The hole cleared the way for a video camera to be lowered in an effort to provide the first answers to the miners' fate.
Nearly 23cm wide, the hole reached the mine shaft between 2am and 3am, said Bob Murray, chief of mine co-owner Murray Energy Corp. Crews were removing the heavy drill steel and planned to send down the camera within a few hours.
There has been no word from the miners since the Crandall Canyon mine collapsed early on Monday. A microphone lowered into a smaller hole yielded no sounds of life and an air sample taken through the 5cm hole detected little oxygen.
However, officials remained hopeful that the six men trapped in the mine were still alive.
"It's always been a rescue mission," Murray said after announcing the second drill hole was finished. "It's coming all out in accordance with our plans, but it's just too slow."
Murray planned to meet with the miners' families before providing more details. The first images from the camera were not expected until late yesterday morning.
Rescuers hoped to see anything positive after days of feverish work and no signs that the miners were alive. The first drill hole provided only disappointment when the microphone picked up no sounds and the air sample results were well below breathable.
There was no sign of carbon dioxide to indicate that people below were exhaling. But mine officials kept up hope, saying the miners may have fled to a nearby 300m-long exit tunnel that could have more oxygen.
Rescuers planned to lower through the second hole audio and visual equipment that could pick up signs of life. The 575m hole would also be big enough to send down food and water, officials said.
Crews also continued their tireless horizontal dig toward the miners, struggling to remove the rubble from the mine shaft. It could take another week to actually reach the men and bring them out.
The mother of missing miner Don Erickson refused to be discouraged.

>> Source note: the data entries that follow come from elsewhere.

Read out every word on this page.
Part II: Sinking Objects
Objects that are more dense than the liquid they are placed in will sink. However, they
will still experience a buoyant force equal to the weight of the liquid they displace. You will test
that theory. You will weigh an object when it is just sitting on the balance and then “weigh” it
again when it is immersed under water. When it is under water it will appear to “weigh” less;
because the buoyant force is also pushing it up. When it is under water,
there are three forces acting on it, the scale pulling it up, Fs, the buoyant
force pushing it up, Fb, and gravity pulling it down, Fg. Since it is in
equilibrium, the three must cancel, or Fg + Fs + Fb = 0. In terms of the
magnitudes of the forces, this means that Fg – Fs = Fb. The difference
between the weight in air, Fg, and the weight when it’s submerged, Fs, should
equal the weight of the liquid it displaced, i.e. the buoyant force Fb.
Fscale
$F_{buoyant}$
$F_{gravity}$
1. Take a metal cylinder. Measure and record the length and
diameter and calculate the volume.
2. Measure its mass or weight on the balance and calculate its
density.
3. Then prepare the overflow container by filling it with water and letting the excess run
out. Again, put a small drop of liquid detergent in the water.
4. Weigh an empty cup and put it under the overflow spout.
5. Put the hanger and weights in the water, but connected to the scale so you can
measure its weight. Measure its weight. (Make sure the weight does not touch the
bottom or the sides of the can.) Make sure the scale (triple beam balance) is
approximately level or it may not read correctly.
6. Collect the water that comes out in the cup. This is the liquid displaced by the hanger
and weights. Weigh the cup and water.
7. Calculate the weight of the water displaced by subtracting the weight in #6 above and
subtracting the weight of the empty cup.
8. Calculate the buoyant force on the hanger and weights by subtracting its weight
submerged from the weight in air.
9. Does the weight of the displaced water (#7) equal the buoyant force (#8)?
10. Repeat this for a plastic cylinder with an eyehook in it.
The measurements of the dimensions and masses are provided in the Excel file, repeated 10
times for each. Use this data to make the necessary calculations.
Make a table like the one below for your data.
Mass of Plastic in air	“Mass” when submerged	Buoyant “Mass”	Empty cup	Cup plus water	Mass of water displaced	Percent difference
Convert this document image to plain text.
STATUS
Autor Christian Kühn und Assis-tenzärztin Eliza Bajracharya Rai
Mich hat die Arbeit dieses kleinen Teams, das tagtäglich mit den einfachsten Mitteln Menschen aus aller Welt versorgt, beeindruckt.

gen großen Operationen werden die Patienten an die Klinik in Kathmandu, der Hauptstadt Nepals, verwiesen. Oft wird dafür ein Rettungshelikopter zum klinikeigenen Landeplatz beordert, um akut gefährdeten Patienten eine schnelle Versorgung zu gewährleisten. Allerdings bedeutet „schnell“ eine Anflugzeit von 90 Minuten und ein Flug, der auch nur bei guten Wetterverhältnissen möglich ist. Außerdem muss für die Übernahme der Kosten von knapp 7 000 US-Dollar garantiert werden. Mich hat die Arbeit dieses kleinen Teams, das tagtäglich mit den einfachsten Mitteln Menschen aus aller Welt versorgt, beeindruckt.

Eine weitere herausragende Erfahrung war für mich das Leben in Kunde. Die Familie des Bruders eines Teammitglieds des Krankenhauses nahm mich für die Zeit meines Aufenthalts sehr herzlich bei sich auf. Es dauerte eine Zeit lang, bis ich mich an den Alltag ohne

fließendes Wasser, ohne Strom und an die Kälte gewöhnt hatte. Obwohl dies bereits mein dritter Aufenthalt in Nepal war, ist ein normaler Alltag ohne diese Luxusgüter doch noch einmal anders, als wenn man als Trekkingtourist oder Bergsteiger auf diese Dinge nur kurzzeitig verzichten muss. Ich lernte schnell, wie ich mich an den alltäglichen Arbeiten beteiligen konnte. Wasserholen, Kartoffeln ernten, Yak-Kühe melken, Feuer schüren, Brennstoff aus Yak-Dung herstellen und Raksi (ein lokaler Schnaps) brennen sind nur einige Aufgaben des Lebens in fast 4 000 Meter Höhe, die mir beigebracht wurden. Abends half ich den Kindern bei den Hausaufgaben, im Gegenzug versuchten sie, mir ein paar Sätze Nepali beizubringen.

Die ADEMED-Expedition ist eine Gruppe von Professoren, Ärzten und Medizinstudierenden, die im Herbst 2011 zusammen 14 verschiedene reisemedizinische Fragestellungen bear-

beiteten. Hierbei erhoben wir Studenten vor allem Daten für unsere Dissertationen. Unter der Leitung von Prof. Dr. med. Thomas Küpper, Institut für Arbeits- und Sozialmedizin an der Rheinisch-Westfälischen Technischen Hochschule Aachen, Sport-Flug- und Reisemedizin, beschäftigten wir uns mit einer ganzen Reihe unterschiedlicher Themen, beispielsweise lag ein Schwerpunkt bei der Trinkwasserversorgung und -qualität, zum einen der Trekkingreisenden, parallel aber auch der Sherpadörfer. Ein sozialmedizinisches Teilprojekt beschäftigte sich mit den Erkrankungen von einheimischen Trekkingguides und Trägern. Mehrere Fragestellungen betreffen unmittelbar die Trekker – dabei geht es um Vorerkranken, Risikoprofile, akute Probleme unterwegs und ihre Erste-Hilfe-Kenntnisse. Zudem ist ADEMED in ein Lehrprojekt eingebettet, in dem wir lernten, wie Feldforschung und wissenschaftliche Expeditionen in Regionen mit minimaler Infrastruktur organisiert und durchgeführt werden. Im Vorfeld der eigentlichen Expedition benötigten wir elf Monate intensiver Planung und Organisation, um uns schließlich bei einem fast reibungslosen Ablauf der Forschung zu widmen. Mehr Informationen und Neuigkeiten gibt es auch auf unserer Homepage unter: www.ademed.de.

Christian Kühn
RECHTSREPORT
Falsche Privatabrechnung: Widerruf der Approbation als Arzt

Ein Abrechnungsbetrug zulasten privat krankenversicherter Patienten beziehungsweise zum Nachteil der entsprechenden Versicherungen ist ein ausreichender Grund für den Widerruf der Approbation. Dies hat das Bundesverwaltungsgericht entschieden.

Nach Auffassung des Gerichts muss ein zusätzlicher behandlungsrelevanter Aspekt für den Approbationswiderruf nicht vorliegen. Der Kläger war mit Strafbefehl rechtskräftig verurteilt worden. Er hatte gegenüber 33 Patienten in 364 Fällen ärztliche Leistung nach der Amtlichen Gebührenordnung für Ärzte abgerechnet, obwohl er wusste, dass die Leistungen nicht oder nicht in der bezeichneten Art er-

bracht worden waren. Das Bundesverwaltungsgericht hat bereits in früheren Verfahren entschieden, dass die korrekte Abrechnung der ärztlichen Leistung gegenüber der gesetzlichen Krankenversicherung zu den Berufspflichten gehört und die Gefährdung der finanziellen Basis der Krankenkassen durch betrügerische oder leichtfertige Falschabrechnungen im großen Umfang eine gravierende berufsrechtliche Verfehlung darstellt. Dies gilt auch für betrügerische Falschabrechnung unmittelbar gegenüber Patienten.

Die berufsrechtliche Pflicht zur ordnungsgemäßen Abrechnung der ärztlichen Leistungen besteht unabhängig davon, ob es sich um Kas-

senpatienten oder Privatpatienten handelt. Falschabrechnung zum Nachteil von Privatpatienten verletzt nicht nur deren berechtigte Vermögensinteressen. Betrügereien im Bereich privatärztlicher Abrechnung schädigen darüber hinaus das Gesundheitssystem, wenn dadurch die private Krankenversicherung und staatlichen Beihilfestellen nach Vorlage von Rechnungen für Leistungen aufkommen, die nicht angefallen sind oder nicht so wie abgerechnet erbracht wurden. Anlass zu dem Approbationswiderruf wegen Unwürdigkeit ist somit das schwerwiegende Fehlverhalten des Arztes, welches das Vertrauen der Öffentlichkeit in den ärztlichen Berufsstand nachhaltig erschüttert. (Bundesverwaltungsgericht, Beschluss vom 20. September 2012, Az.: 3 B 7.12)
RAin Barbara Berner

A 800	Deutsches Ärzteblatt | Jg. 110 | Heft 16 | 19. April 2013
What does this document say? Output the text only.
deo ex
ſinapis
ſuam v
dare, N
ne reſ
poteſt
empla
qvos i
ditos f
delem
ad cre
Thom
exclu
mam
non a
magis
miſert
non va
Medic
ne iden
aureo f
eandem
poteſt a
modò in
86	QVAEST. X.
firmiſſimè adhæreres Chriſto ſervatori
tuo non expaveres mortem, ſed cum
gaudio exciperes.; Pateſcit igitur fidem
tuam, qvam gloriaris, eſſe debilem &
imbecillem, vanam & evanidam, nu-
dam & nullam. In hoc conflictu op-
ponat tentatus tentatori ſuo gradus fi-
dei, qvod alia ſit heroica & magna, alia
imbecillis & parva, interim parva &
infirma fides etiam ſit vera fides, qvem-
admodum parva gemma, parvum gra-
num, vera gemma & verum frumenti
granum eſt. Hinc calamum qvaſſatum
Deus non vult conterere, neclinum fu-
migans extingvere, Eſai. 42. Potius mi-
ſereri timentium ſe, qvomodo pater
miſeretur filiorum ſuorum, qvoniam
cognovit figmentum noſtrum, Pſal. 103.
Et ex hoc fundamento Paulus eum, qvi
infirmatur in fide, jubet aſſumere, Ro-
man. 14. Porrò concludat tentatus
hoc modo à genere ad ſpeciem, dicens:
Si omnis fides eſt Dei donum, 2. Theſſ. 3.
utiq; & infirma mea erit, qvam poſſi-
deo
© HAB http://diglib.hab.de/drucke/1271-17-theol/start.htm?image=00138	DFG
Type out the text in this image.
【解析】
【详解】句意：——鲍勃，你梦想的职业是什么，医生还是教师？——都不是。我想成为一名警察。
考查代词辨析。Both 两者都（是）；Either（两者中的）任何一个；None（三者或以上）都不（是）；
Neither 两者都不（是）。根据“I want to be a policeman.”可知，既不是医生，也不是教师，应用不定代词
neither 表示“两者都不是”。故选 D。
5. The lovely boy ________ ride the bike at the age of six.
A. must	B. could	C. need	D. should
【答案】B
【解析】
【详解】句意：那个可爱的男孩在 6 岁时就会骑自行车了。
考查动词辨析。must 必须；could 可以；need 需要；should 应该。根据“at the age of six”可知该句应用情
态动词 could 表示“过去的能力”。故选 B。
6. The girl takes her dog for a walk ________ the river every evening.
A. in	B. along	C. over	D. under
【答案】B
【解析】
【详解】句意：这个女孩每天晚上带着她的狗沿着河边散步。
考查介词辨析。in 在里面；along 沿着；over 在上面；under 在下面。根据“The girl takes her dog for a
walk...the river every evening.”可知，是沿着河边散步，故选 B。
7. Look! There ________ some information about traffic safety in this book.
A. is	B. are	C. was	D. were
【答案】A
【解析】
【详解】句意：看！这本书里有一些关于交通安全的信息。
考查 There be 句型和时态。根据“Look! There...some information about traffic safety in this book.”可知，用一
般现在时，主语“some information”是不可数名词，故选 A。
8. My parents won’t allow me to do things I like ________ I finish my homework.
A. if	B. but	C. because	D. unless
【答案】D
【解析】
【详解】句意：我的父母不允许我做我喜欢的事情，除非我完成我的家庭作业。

"We keep getting these other bits and pieces that are encouraging, so we're going to hold onto that for now," said the 69-year-old woman, who asked that her name not be used because she did not want to receive calls.
Around Huntington, a rugged town of around 2,000, the men's plight evoked a similar, understated reaction, reflecting perhaps the stoicism of a community well-acquainted with the risks of digging coal deep below the earth's surface.
That changed somewhat on Friday night, when some 300 people attended a candlelight vigil honoring the workers.
Outside the Huntington elementary school, residents left well-wishing notes on poster boards bearing large pictures of the miners.
The mining company has not identified the miners, but the Associated Press has learned they are a crew of veterans and novices. According to family and friends, they are: Carlos Payan, in his 20s; Kerry Allred, 57; Manuel Sanchez, 41; Brandon Phillips, 24; Luis Hernandez, 23; and Erickson, 50.